After a year defined by a teammate duel that turned volcanic at times, Piastri said the team’s insistence on equal treatment — the much-discussed “papaya rules” — was the right way to race, even if it occasionally burned.
“It is a testament to the way we go racing,” the Australian said after the finale. “Obviously, it’s not easy fighting for both the Constructors’ Championship and the Drivers’ Championship with two very evenly matched drivers, but ultimately, that’s a problem we knew we were going to have.”
For context: Piastri was the house favorite after Zandvoort. He had a clear buffer over Lando Norris, who’d retired there with an oil line issue. Then came Monza — the flashpoint. A slow stop hobbled Norris, McLaren corrected the order on track, and Piastri was told to move aside. It was the most obvious team order of the year from a team that publicly swore off the tactic, and it set teeth on edge inside and outside the garage.
Zak Brown had said he’d rather lose a drivers’ title than undermine “equality of opportunity” between his two men. Mostly, McLaren stuck to that. In Australia, when the weather turned and both papayas were managing backmarkers, it was neutralized, not orchestrated. In Japan, there was no free pass for Piastri to attack Max Verstappen — if you’re faster, do it on track. Even at Silverstone, when Piastri copped a harsh Safety Car penalty, McLaren didn’t hobble the other car to even it up; Norris went on to win his home race.
Monza was the exception. And yes, it grated. But it wasn’t the reason the title slipped. The second half of Piastri’s season sagged under its own weight: the Baku crash, the Austin tangle, a grim Mexico, another crash in Brazil, and a Qatar strategy misread that probably cost him a victory. Layer in a Red Bull resurgence as the RB22 finally shook off its awkward phase, and the math turned ugly.
McLaren had already slammed the door on the Constructors’ Championship by Singapore. The drivers’ crown was another matter. Verstappen, relentless as ever, dragged himself right back into the fight and fell just two points short of a fifth straight title. Norris held on to win it; Piastri ended the year 13 points behind his teammate and 11 back from Verstappen.
“It’s been uncomfortable for everyone at times,” Piastri admitted. “But I think both Lando and I have become better drivers from pushing each other to the limit. At the end of the day, they gave us both as good a chance as the team could have to fairly fight for a world championship. That’s all you can ask for.”
There’s a school of thought that says McLaren left wins on the table by not picking a lead driver once the picture became clear. There’s also a counterpoint: without the internal sharpness of two unleashed drivers, McLaren might not have crushed the Constructors’, might not have forced Red Bull back onto its heels, and might not have won the drivers’ title at all. You can make both cases with a straight face.
What’s undeniable is the human toll of racing that way. Juggling two title bids is never tidy — just ask any team that’s tried it. McLaren’s stance bred tension, yes, but it also bred speed. It kept the garage honest. And it forged a rivalry that didn’t detonate the place.
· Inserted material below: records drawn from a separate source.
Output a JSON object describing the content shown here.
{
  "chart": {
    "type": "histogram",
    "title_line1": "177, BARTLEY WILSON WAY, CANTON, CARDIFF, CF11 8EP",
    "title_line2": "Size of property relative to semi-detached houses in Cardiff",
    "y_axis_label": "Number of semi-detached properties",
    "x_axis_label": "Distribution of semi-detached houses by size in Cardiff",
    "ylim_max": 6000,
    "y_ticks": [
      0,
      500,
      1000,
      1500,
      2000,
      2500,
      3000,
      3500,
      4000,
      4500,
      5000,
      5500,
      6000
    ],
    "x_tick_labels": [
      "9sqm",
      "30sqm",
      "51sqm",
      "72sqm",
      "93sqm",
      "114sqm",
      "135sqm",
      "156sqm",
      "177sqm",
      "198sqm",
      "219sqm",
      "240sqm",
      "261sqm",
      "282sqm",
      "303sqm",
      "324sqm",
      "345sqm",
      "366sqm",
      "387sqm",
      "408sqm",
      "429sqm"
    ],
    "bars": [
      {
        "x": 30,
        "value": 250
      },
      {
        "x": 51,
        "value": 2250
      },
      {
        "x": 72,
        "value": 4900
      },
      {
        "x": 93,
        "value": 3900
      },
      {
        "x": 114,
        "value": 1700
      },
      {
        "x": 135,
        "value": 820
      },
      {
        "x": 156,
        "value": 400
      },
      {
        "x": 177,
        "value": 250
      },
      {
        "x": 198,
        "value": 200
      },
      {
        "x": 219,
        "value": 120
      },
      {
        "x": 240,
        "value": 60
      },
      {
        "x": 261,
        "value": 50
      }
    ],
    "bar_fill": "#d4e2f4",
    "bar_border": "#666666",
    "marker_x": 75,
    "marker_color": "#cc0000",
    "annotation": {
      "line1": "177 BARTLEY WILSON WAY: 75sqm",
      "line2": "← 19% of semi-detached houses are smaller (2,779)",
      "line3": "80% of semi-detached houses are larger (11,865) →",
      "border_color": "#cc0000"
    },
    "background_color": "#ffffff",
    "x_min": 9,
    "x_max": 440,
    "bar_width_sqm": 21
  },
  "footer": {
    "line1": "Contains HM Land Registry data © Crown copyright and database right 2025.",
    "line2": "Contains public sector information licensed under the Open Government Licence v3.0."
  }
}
“We’ve had a lot of discussions through the year, and I’m sure we’ll have discussions in the off-season about anything we want to do slightly differently for next year,” Piastri said. The policy itself looks set to stay. The edges around it? That’s where the work is.
It’s easy to forget, amid the scoreboard and the social media storms, that this was only Piastri’s second season at the real sharp end. He went toe-to-toe with one of the most complete performers on the grid in Norris and the most ruthless closer of his generation in Verstappen — and he led them both for a long, loud stretch.
The title didn’t come this time. But Piastri has the speed, and now he’s got scar tissue. For champions, that’s often what separates the fast from the finished.